The prohibitions on unlicensed “landscaping” perfectly illustrate how occupational licensing — the government’s system of requiring burdensome fees and exams before someone may pursue certain trades or professions — has gone awry.

In Oregon someone who charges a customer more than $500 a year for minor projects like planting flowers and fixing sprinkler heads must obtain a landscape construction professional’s license and a landscape contracting business license to operate legally. These tasks are far cry from what we traditionally consider landscaping: moving earth, building walls, pouring concrete or digging up a yard to lay irrigation plumbing.

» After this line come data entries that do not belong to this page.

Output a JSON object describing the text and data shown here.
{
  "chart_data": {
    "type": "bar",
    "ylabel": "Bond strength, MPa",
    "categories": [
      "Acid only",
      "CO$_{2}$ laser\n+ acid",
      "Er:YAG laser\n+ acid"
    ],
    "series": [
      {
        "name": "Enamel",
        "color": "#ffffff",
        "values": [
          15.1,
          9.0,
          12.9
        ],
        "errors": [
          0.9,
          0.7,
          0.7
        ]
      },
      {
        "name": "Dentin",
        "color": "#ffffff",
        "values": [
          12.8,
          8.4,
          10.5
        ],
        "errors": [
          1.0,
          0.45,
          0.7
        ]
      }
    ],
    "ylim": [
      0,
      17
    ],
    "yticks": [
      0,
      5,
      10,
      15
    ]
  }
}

Getting landscaping licenses is no small feat — they cost nearly $800 and require two years of experience to qualify. Applicants must then pass an exam covering sophisticated operations like irrigation and hardscaping — duties that are far outside the scope of simple lawn and garden maintenance. These requirements keep honest, would-be laborers out of jobs and from growing their businesses.

In contrast, head north to Washington where landscapers need only register their business with the state and provide proof that they’re bonded and insured. Is there something unique about landscaping in Oregon that Washington contractors don’t need to know how to deal with? That seems unlikely. Rather, it’s more likely the case that industry insiders in Oregon found their state lawmakers more willing to erect license requirements to keep out new competitors.

That’s a shame. Entry-level jobs like lawn care services provide a pathway to entrepreneurship. One teenager made headlines when he grossed over $100,000 and grew his lawn mowing business to five employees. Another pair of friends paid for their college with their lawn-mowing earnings, eventually creating an app that pairs mowers with homeowners seeking lawn services.

All too often, occupational licensure stands as a hurdle to entrepreneurship. While most people would agree there’s some sense in licensing professionals like doctors or lawyers, states are increasingly regulating innocuous occupations like blow -drying hair or decorating houses. Like unlicensed landscaping, unlicensed blow-drying or interior decorating does not present a threat to public health or safety. Instead, free competition is a threat to larger, more established operations.

More often than not, it is the industry players themselves who lobby for licensing requirements as a means to block new competition. This explains why some states require a person to be licensed as a dentist to whiten someone’s teeth, or demand that a person acquire an expensive and tedious cosmetologist’s license to blow -dry hair. Licensing discourages standalone teeth whiteners or popular “blow -dry bars” from competing with entrenched businesses.

Rather than maintaining Oregon’s expensive and intensive licensing scheme for landscapers, lawmakers should look to Washington for a better regulatory approach. So long as a landscaper has taken the necessary steps to acquire insurance and a bond, the public is protected from unsafe and unscrupulous individuals, and the state shouldn’t regulate further.

It’s not as if this lighter touch has led to a flood of complaints over poor landscaping jobs in Washington. Instead, thanks to the classic accountability measures of word-of-mouth referrals, internet review sites and social media, consumers are well equipped to find competent landscaping help.

As states continue to license more and more occupations, they should be wary of shutting the door to economic opportunity. Unlicensed lawn mowing shouldn’t be a crime, and states should not be in the business of licensing people out of honest work.